Larry Wasserman refers to finite mixture models as “beasts” and
writes jokes that they “should be avoided at all costs.”
I’ve thought a lot about mixture models, ever since using them in an analysis of voting patterns that was published in 1990. First off, I’d like to say that our model was useful so I’d prefer not to pay the cost of avoiding it. For a quick description of our mixture model and its context, see pp. 379-380 of my article in the Jim Berger volume). Actually, our case was particularly difficult because we were not even fitting a mixture model to data, we were fitting it to latent data and using the model to perform partial pooling. My difficulties in trying to fit this model inspired our discussion of mixture models in Bayesian Data Analysis (page 109 in the second edition, in the section on “Counterexamples to the theorems”).
I agree with Larry that if you’re fitting a mixture model, it’s good to be aware of the problems that arise if you try to estimate its parameters using maximum likelihood or Bayes with flat priors.
So what did we do? We used a weakly informative prior distribution. I think this is the right thing to do. The trouble with mixture models, in some sense, is that that the natural mathematical formulation is broader than what we typically want to fit. Some prior constraints, particularly on the ratio of the mixture variances, controls the estimates and also makes sense in that in any application I’ve seen, I have some idea about a reasonable range of these variances.

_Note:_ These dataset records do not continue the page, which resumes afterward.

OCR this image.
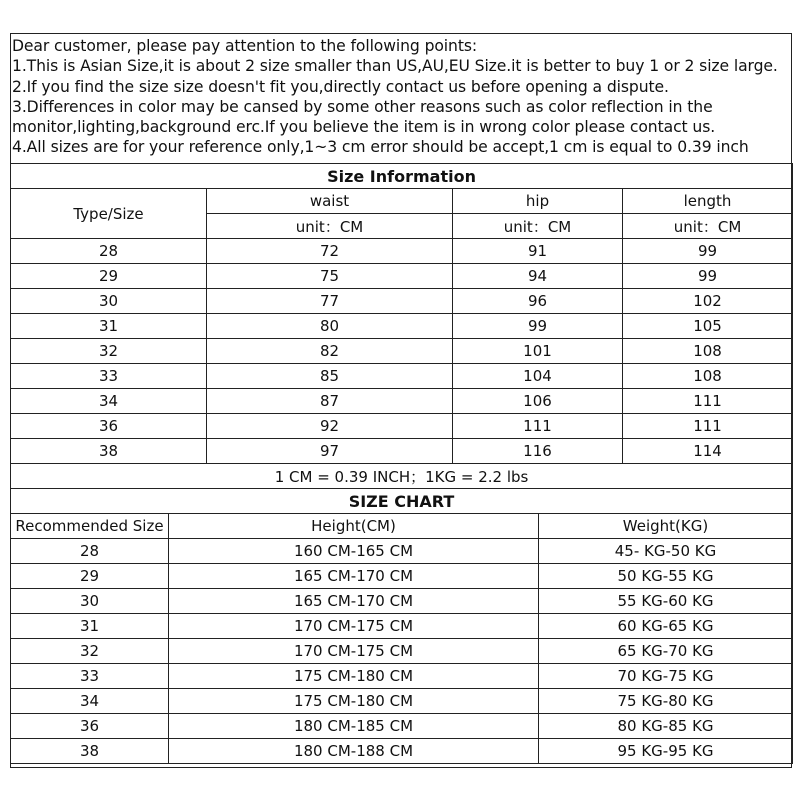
Dear customer, please pay attention to the following points:
1.This is Asian Size,it is about 2 size smaller than US,AU,EU Size.it is better to buy 1 or 2 size large.
2.If you find the size size doesn't fit you,directly contact us before opening a dispute.
3.Differences in color may be cansed by some other reasons such as color reflection in the
monitor,lighting,background erc.If you believe the item is in wrong color please contact us.
4.All sizes are for your reference only,1~3 cm error should be accept,1 cm is equal to 0.39 inch
Size Information			
Type/Size	waist	hip	length
	unit：CM	unit：CM	unit：CM
28	72	91	99
29	75	94	99
30	77	96	102
31	80	99	105
32	82	101	108
33	85	104	108
34	87	106	111
36	92	111	111
38	97	116	114
1 CM = 0.39 INCH；1KG = 2.2 lbs			
SIZE CHART		
Recommended Size	Height(CM)	Weight(KG)
28	160 CM-165 CM	45- KG-50 KG
29	165 CM-170 CM	50 KG-55 KG
30	165 CM-170 CM	55 KG-60 KG
31	170 CM-175 CM	60 KG-65 KG
32	170 CM-175 CM	65 KG-70 KG
33	175 CM-180 CM	70 KG-75 KG
34	175 CM-180 CM	75 KG-80 KG
36	180 CM-185 CM	80 KG-85 KG
38	180 CM-188 CM	95 KG-95 KG
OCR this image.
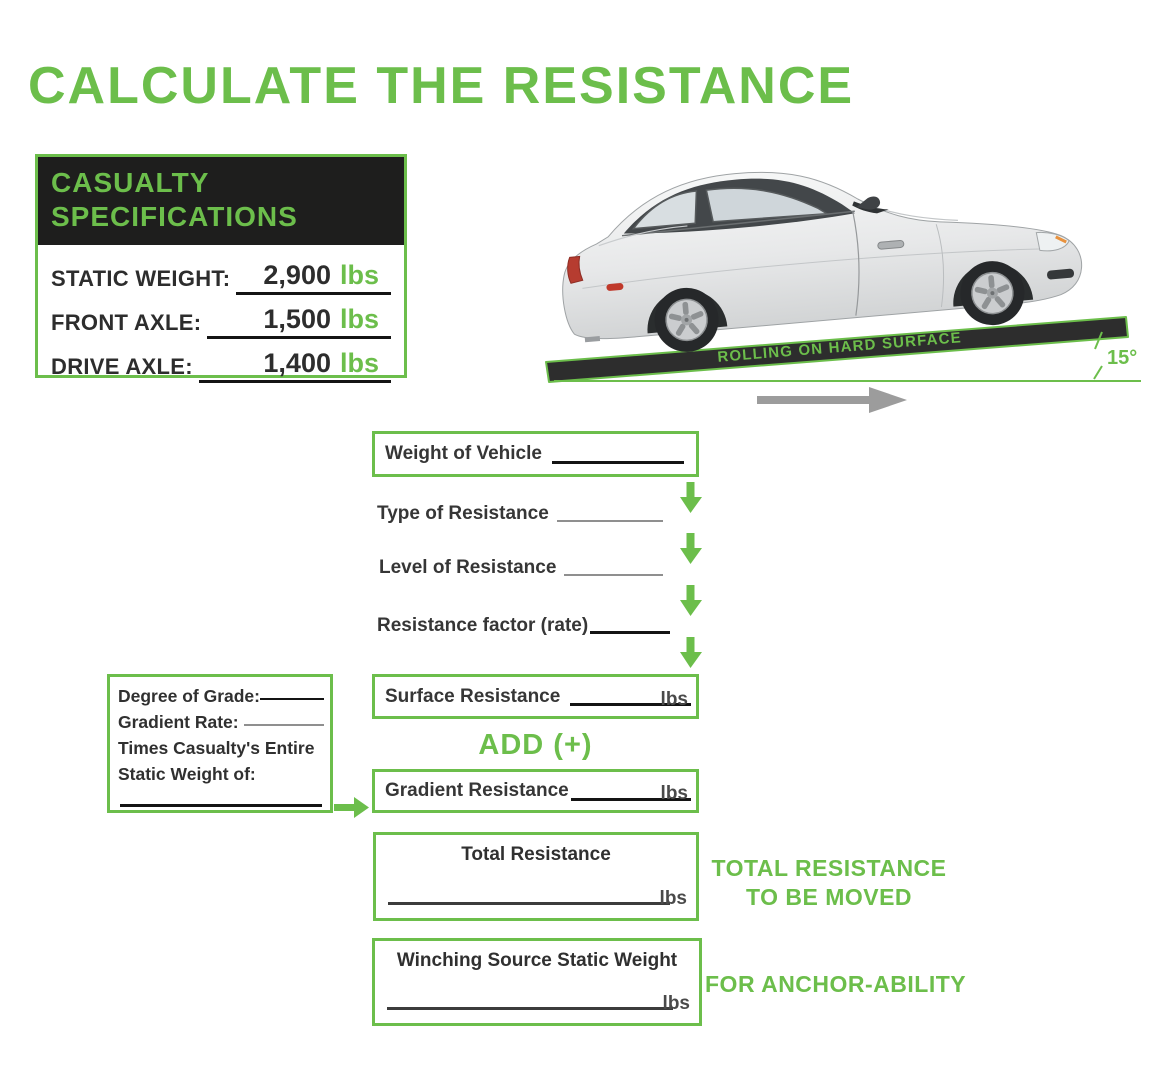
CALCULATE THE RESISTANCE
CASUALTY
SPECIFICATIONS
STATIC WEIGHT: 2,900 lbs
FRONT AXLE: 1,500 lbs
DRIVE AXLE:	1,400 lbs	ROLLING ON HARD SURFACE	15°
Weight of Vehicle
Type of Resistance
Level of Resistance
Resistance factor (rate)
Surface Resistance	lbs
ADD (+)
Degree of Grade:
Gradient Rate:
Times Casualty's Entire
Static Weight of:
Gradient Resistance	lbs
Total Resistance
lbs
TOTAL RESISTANCE
TO BE MOVED
Winching Source Static Weight
lbs
FOR ANCHOR-ABILITY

What’s confusing, I think, is that we have developed some complacent intuitions based on various simple models with which we are familiar. If you fit a normal or binomial or Poisson model with direct data, you’ll usually get a simple reasonable answer (except for some known tough cases such as estimating a rate when the number of events in the data is zero). So we just start to assume that this is the way it should always be, that we can write down a mathematically convenient class of models and go fit to data. In general, though, this won’t work. We’ve seen this for logistic regression with complete separation, and it happens for mixture models too. The class of mixture models is general enough that we always have the equivalent of complete separation, and we need to constrain the set of parameter models to ensure reasonable estimates.
In summary, yes, a mixture model can be a “beast” (as Larry puts it), but this beast can be tamed with a good prior distribution. More generally, I think prior distributions for mixture models can be expressed hierarchically, which connects my sort of old-fashioned models to more advanced mixture models that have potentially infinite dimension.